Sunday, March 4, 2012

Mazel tov to the muzzy weekend

Have you ever had that muzzy feeling? And I mean muzzy like driving down a dark alley at night or holding a lit firework and not letting go. People and animals can usually suspect when something is muzzy...like the turtle on that movie Over the Hedge, his tail tingled. I imagine a librarian gets muzzy when people put books in the wrong spot or a fireman snoozing through the alarm of an emergency case at 3am. Muzzy for me consists of having a numb/indifferent feeling. Friday I experienced this. That whole day I could just tell something was not right and I was in this weird funk. Like a belly dancer, I needed to shake this funk away. So to help me, my friend Mandie and I went on a girls night to Idaho Falls for a free movie! We went to see THE LORAX! Which was alright. Mandie got me some 3-D glasses though :) as well as for herself! And not to mention the indulgent mix that we pigged out on. Coming home from IF was where the muzziness soaked in. We got kinda lost in Ammon and I must say, driving in parts of unfamiliar roads in IF is like sticking your hand in a small hole in a wall full of centipedes. But after the lady with two teeth told us directions we were on our way! So. You may ask: "Alyssa, did the muzziness stop?" Well my friend, it did not...not at all. We're literally a mile away from home when this patch of ice sneaks up on my car like a ninja and makes my car spin uncontrollably! We were on a curve and I was going the speed limit...and of course we were sober. So we're spinning on this ice and mandie is screaming for her life. She pulls the steering-wheel to the right and that's probably why we're still alive. If mandie hadn't done that, we would've been thrown maliciously in a ditch. We ended up in a fence with a broken mailbox which helped stopped the havoc. I cannot tell you just how relieved I was to be put there...of course I didn't ask to slip on ice in the first place. But the fact that the car stopped, no one was hurt, and no on coming car came was a miracle. I don't even know how we ended up by the fence but God or a guardian angel was def with us. Shortly, some random people came to the rescue to help us out and calmed our nerves...they came out of no where...another blessing. My granmda couldn't have been happier to see my car drive in the driveway. So did the muzziness stop? Well, my life is full of muzzy experiences but this one tops it.
I have a new addiction(s) with food....I strongly suggest you try these!

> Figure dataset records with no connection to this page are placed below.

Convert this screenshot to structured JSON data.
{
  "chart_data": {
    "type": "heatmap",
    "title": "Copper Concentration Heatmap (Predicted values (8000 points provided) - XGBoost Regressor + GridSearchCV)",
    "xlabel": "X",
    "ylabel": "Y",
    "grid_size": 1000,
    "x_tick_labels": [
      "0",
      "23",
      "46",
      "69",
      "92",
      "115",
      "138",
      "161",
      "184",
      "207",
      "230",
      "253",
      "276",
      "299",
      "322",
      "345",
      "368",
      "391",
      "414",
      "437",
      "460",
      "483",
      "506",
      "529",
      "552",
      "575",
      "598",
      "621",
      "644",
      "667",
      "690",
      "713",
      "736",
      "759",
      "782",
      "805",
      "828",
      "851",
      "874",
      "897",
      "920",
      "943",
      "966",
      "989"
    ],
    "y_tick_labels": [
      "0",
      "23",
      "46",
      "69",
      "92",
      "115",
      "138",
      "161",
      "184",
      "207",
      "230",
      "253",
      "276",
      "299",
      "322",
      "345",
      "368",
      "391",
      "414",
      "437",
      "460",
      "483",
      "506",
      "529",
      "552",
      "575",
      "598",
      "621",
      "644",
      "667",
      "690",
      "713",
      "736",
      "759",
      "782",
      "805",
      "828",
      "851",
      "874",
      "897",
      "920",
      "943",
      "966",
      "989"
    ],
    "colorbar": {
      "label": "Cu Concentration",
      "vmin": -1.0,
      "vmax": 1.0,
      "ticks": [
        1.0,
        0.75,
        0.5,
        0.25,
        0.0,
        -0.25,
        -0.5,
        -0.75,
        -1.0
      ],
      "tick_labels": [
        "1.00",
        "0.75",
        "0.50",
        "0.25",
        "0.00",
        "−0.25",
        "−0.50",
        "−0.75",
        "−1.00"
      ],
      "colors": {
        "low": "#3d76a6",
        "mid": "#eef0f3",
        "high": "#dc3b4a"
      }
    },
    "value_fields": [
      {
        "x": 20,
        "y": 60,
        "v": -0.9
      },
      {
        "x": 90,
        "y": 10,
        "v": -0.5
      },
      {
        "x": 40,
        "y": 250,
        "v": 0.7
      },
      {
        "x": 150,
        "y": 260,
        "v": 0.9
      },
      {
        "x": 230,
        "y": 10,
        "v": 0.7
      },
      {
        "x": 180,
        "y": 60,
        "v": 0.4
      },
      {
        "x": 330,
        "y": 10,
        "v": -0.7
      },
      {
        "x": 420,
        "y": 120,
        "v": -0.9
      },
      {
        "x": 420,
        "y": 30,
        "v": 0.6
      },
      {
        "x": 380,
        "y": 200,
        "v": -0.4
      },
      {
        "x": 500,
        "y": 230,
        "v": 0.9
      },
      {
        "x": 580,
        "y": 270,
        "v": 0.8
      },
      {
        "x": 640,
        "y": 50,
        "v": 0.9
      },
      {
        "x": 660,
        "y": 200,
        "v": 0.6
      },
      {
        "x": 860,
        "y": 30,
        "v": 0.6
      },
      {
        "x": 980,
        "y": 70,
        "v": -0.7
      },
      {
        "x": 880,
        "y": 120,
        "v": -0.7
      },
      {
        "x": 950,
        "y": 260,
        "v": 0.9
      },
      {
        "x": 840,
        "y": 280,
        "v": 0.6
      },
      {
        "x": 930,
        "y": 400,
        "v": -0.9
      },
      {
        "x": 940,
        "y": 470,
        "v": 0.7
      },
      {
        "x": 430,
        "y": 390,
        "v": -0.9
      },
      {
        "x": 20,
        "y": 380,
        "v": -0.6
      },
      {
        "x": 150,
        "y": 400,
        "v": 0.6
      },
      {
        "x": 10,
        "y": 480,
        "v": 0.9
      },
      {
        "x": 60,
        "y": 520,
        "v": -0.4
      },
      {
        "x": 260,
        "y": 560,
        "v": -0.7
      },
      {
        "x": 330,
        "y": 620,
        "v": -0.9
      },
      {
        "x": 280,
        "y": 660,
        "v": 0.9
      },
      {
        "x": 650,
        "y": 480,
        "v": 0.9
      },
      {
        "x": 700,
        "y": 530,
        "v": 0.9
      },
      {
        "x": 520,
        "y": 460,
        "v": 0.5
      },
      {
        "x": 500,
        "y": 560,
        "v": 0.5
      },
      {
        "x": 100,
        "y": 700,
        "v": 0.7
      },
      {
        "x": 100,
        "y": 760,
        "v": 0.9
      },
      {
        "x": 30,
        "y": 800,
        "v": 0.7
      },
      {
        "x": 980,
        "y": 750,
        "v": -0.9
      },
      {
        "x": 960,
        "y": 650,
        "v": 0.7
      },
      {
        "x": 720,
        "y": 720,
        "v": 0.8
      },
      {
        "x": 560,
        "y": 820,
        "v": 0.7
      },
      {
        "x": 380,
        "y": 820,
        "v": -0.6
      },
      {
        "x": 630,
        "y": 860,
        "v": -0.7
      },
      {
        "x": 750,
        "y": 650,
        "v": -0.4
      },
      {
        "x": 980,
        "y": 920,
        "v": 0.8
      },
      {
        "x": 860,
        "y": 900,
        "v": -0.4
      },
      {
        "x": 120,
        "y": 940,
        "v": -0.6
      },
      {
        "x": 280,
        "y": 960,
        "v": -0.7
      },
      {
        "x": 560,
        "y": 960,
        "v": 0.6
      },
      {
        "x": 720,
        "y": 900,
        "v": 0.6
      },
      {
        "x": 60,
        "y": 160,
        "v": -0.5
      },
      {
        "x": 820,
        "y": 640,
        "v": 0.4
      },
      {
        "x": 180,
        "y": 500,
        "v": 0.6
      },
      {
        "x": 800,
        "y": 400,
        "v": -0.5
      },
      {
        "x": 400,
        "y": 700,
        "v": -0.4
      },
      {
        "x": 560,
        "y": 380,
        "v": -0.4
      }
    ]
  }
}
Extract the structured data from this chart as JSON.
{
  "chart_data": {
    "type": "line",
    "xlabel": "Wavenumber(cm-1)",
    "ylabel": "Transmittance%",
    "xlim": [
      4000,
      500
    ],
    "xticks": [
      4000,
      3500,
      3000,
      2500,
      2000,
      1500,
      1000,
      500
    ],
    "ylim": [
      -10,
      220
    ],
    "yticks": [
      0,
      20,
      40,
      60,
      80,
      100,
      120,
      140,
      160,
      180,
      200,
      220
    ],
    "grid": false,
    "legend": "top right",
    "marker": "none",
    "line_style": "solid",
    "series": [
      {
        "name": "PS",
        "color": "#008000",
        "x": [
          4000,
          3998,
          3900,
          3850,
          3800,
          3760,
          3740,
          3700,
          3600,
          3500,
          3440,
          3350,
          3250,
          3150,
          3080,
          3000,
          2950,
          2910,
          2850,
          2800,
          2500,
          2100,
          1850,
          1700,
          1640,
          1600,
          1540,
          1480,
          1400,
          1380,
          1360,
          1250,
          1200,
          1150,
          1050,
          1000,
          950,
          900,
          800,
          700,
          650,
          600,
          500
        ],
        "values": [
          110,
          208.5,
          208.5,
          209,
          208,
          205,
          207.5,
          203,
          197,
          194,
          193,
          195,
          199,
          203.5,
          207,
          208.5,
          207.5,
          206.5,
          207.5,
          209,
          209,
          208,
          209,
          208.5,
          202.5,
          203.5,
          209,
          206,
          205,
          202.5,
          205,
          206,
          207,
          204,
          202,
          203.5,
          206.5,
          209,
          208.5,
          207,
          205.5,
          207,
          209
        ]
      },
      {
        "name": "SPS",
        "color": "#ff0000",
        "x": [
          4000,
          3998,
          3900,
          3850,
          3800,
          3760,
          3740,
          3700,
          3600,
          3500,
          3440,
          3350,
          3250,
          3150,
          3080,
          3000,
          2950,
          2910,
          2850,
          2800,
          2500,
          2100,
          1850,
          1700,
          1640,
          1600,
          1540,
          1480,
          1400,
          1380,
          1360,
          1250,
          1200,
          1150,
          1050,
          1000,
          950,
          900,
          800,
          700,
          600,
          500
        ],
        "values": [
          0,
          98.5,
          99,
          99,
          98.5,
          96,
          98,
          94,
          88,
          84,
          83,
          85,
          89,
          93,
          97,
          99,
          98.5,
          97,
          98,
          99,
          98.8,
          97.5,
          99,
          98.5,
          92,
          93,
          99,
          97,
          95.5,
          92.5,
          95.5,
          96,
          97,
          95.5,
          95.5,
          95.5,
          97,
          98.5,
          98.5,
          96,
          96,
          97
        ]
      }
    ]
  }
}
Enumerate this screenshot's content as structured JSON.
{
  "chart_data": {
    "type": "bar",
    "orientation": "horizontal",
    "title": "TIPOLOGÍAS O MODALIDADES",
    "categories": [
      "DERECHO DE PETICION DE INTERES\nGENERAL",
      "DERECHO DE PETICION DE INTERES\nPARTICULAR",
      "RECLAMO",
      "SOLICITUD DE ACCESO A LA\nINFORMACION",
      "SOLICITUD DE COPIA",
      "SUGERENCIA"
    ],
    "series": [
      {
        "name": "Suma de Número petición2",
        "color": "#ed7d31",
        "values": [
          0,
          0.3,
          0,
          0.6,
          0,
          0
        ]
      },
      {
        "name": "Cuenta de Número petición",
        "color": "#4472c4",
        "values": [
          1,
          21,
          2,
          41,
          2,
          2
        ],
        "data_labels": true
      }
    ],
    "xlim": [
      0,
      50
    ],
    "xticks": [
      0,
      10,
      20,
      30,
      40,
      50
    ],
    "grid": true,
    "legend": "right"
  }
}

So perfect. So delectable.
To those reading this who feel worried, alone, or insecure-there's no need to feel like that. I know how you feel. The situation may have been different but I know that feeling of disappointment, regret, and sadness. Even though I try my best to help the pain, I know my Savior Jesus Christ is the one person who can take that pain away. I am so grateful for the Atonement he did through love for us and for His Heavenly Father. I have learned through my short 19 year old life that the Atonement is not just to take away sins, but to help cover illness and those feelings of insecurity, sadness, disappointment, etc. There was a time in my life where I was searching for happiness but I was a fool to do that....the happiness was right in front of my face the whole time. The happiness was the gospel of Jesus Christ. I cannot describe to you just how happy I feel from God's love, the Atonement, and my family. You might smirk and say, "Lyss, you've had it easy." Well my friend, on the contrary, this journey has been strenuous, burdensome, and a test of strength. The gospel was never meant to be easy and I am grateful it hasn't been easy for me; I never would've been able to experience the happiness.